Kofi Annan is the former UN Secretary-General and he is calling or a "green revolution". Annan's call is based upon his belief that the green revolution will solve the food crisis that is threatening Africa.
"A genuinely African green revolution could lead to a doubling or tripling of food production," he told the BBC.
The BBC report said that Annan feels that Africa needs direct, immediate help for farmers to stop food imports including new seeds and fertilisers.
However, there are those who disagree, for example, political analyst and South African beef farmer Moeletsi Mbeki said the heart of the crisis was property rights, as most farmers do not own land.

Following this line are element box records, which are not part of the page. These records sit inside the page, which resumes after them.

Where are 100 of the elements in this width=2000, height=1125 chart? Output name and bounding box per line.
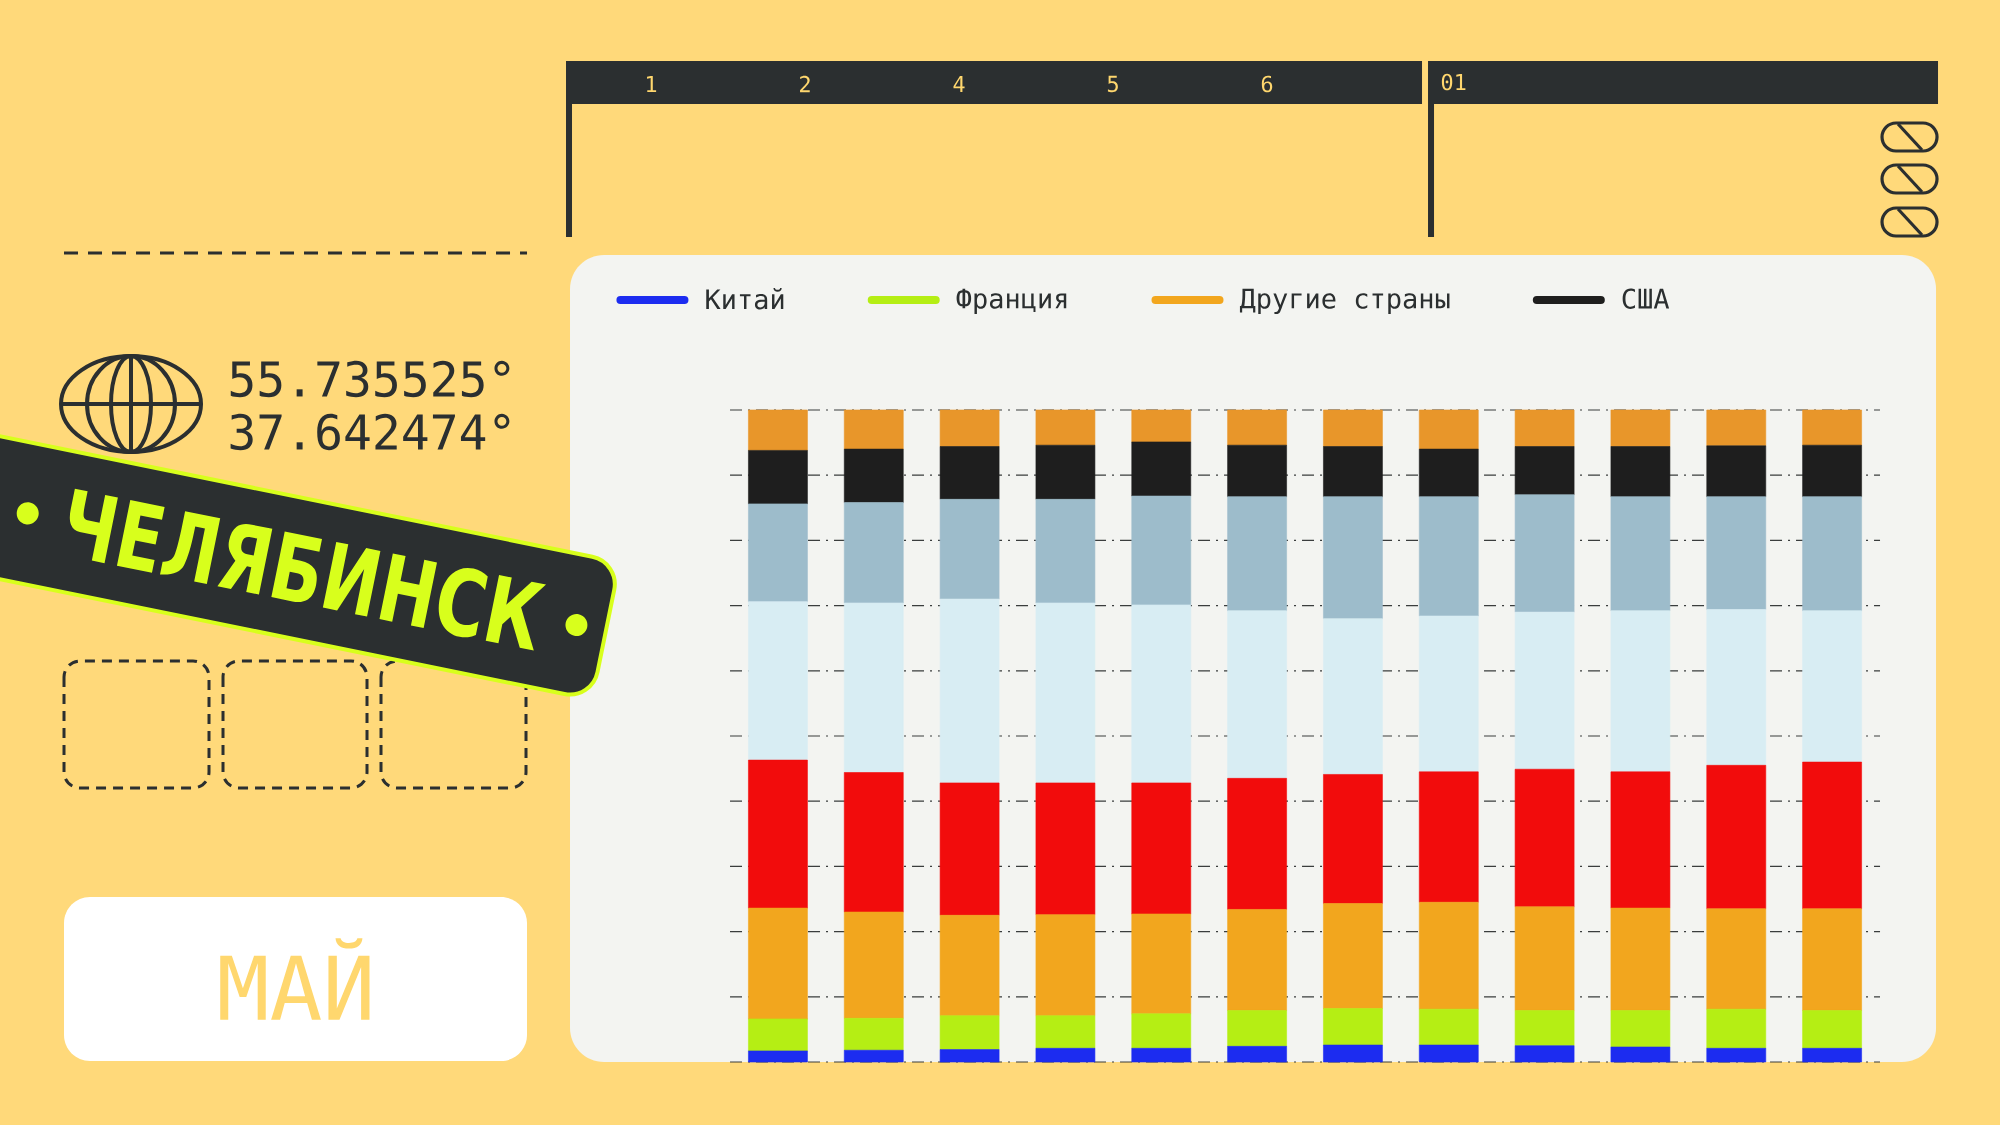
bar: [1610, 771, 1671, 909]
text: 4: [953, 75, 965, 93]
bar: [1514, 906, 1575, 1011]
bar: [1706, 765, 1767, 910]
bar: [748, 1018, 808, 1052]
bar: [1227, 444, 1287, 498]
bar: [1227, 409, 1287, 446]
bar: [1802, 761, 1862, 910]
bar: [1323, 1044, 1383, 1063]
bar: [748, 450, 808, 505]
bar: [843, 502, 904, 604]
bar: [1610, 1010, 1671, 1048]
bar: [1418, 496, 1479, 617]
bar: [843, 602, 904, 773]
bar: [1610, 907, 1671, 1011]
bar: [939, 1015, 1000, 1050]
bar: [1706, 609, 1767, 766]
bar: [1323, 903, 1383, 1009]
bar: [1131, 441, 1192, 497]
bar: [1131, 495, 1192, 606]
bar: [1802, 1048, 1862, 1063]
legend-label: Другие страны: [1239, 288, 1450, 314]
text: МАЙ: [220, 938, 370, 1020]
bar: [1802, 444, 1862, 498]
bar: [1802, 1010, 1862, 1049]
bar: [1418, 409, 1479, 450]
bar: [1610, 409, 1671, 447]
bar: [1610, 446, 1671, 498]
bar: [1418, 1008, 1479, 1046]
bar: [1706, 409, 1767, 447]
bar: [1514, 409, 1575, 447]
bar: [1802, 908, 1862, 1011]
bar: [1131, 1013, 1192, 1049]
bar: [1706, 496, 1767, 610]
bar: [748, 503, 808, 602]
bar: [1035, 602, 1096, 784]
bar: [1514, 768, 1575, 908]
bar: [1131, 913, 1192, 1015]
bar: [1418, 901, 1479, 1010]
bar: [1802, 496, 1862, 612]
bar: [1418, 1044, 1479, 1063]
bar: [1610, 496, 1671, 612]
bar: [843, 448, 904, 503]
text: 5: [1107, 75, 1118, 93]
bar: [939, 915, 1000, 1017]
bar: [1035, 444, 1096, 500]
bar: [1514, 611, 1575, 770]
bar: [748, 409, 808, 451]
bar: [1323, 618, 1383, 775]
bar: [748, 1050, 808, 1063]
bar: [1323, 774, 1383, 904]
bar: [1323, 1008, 1383, 1046]
bar: [843, 911, 904, 1019]
bar: [748, 759, 808, 909]
bar: [1227, 909, 1287, 1011]
bar: [1035, 1048, 1096, 1063]
bar: [1227, 1046, 1287, 1063]
bar: [748, 907, 808, 1020]
bar: [748, 601, 808, 761]
text: 55.735525°: [230, 360, 510, 398]
legend-label: Китай: [706, 287, 784, 310]
bar: [939, 409, 1000, 447]
bar: [1323, 446, 1383, 498]
bar: [939, 782, 1000, 916]
bar: [939, 446, 1000, 500]
bar: [1706, 1048, 1767, 1063]
bar: [1706, 908, 1767, 1010]
bar: [843, 409, 904, 450]
bar: [1035, 499, 1096, 604]
bar: [1131, 604, 1192, 784]
bar: [1131, 1048, 1192, 1063]
bar: [1227, 610, 1287, 779]
bar: [1035, 1015, 1096, 1049]
bar: [1706, 1008, 1767, 1049]
bar: [939, 598, 1000, 784]
legend-label: США: [1622, 288, 1670, 309]
bar: [843, 1018, 904, 1051]
bar: [1610, 610, 1671, 773]
bar: [1323, 409, 1383, 447]
text: 6: [1261, 75, 1273, 93]
bar: [1227, 778, 1287, 910]
bar: [939, 499, 1000, 600]
bar: [1131, 409, 1192, 443]
bar: [1610, 1046, 1671, 1063]
legend-label: Франция: [956, 288, 1067, 314]
bar: [1514, 494, 1575, 613]
bar: [1418, 615, 1479, 773]
bar: [1418, 448, 1479, 498]
bar: [1035, 914, 1096, 1017]
bar: [1418, 771, 1479, 903]
bar: [1035, 409, 1096, 446]
text: 37.642474°: [230, 413, 510, 451]
bar: [1323, 496, 1383, 619]
text: 01: [1441, 73, 1466, 91]
bar: [843, 772, 904, 913]
bar: [1035, 782, 1096, 915]
bar: [1802, 409, 1862, 446]
bar: [1514, 1045, 1575, 1063]
bar: [939, 1049, 1000, 1063]
text: 2: [800, 75, 810, 93]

"The farmers in Africa have no secure property rights - their land doesn't belong to them it can be taken away from them just about any time," Mr Mbeki, brother of South Africa's President Thabo Mbeki said.
"If you help them [farmers] all along the value-chain, they are more likely, not only to improve production, but to sustain it," Annan said.
Mbeki is deputy chairman of the South African Institute of International Affairs and believes that Annan's vision would only be feasible as long as land ownership and political accountability were addressed at the same time.
"We've seen the consequences of the farmer not having property rights in the destruction of agriculture in Zimbabwe," he said.
"Zimbabwe had a green revolution - for example their maize is hybrid maize, it wasn't just traditional seed they were using but the Mugabe regime took away the land."